Data management

更新时间:
复制 MD 格式

Data Lake Formation (DLF) provides table management APIs compatible with the Apache Paimon REST Catalog. The file storage structure is fully compatible with Paimon, allowing any Paimon-compatible engine or application to create, update, query, and delete tables managed by DLF.

The main data hierarchy in a catalog is as follows:

image
  1. Catalog: The top-level container for metadata. A catalog organizes resources in a hierarchy that enforces isolation and permission boundaries across services and users. It also governs data lake storage and table operations.

  2. Database: A logical grouping within a catalog that provides finer-grained organization and access control.

  3. Table: DLF supports multiple table types for unified management and seamless compatibility with different compute engines and formats. To enable encryption at rest, submit a ticket.

  4. View: Views are persisted in DLF and support multiple SQL dialects, enabling configuration across different compute engines.

  5. Function: Functions are persisted in DLF and currently support Flink JARs (Java and Python) and Java Lambda functions executed on the Spark engine.

Unified metadata service

DLF provides a unified metadata management service. A single catalog centrally manages metadata for tables, views, and functions, breaking down silos between compute engines so that Alibaba Cloud's big data and AI engines can access omni-modal data without per-engine configuration.

Multi-modal data support

DLF manages both structured and unstructured data through a single catalog, with native support for major open table formats and AI data types:

  • Data lake formats: Full support for Apache Paimon, Apache Iceberg, and their ecosystem components.

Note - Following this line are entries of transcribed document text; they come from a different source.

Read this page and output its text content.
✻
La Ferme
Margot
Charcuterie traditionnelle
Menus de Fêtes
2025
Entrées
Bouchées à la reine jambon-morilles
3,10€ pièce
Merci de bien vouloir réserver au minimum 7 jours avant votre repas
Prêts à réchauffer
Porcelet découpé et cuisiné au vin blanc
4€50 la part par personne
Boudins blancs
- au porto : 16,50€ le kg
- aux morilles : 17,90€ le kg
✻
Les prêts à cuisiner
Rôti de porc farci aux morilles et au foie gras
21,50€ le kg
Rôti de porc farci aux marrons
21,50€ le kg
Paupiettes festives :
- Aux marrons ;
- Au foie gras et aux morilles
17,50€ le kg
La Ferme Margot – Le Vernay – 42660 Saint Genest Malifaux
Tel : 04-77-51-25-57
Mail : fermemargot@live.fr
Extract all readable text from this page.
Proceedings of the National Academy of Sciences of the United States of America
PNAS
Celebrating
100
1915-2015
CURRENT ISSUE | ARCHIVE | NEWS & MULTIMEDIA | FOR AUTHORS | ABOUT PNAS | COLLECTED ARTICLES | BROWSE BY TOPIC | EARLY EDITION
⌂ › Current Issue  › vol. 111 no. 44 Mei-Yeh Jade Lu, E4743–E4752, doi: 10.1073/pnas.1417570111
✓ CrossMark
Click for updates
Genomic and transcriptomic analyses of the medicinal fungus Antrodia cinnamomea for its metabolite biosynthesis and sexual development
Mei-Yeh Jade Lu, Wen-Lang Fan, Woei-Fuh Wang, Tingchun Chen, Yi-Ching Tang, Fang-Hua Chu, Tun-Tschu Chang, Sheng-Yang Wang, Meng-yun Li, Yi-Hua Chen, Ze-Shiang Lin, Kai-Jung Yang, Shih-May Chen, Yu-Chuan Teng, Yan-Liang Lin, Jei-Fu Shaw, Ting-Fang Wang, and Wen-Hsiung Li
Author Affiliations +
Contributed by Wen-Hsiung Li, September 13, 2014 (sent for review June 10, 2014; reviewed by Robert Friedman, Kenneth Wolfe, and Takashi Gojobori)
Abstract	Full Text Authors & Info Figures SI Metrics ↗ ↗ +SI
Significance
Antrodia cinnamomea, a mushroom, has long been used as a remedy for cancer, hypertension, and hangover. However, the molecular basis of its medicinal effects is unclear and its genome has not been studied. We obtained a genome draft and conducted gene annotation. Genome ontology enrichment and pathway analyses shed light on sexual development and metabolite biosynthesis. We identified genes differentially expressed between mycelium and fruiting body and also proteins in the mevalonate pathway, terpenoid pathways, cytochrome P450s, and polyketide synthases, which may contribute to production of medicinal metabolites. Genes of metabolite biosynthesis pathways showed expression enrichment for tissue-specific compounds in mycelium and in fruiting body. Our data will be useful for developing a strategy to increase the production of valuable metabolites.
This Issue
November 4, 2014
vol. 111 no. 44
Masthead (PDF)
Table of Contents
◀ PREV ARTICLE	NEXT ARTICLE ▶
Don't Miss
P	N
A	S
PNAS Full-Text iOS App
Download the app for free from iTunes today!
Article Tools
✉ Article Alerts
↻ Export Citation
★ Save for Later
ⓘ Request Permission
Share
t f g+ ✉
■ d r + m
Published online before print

  • AI and vector data: Support for the Lance format for high-performance AI retrieval and training.

  • Unstructured data: Manage non-tabular datasets such as images and videos using Object Tables, providing interoperability between storage and compute.

  • Standard file formats: Support for Hive-compatible format tables, including Parquet, CSV, and ORC.

Unified access control

DLF centralizes security management so that a permission granted once applies automatically across all connected compute engines without per-engine configuration.

  • Granular authorization: Control access at four levels—catalog, database, table, and column.

  • Multi-engine synchronization: Authorize an operation once and the policy takes effect across all connected compute engines.

This ensures consistent data access, stronger security, and significantly simplifies cross-engine operations and maintenance (O&M) processes.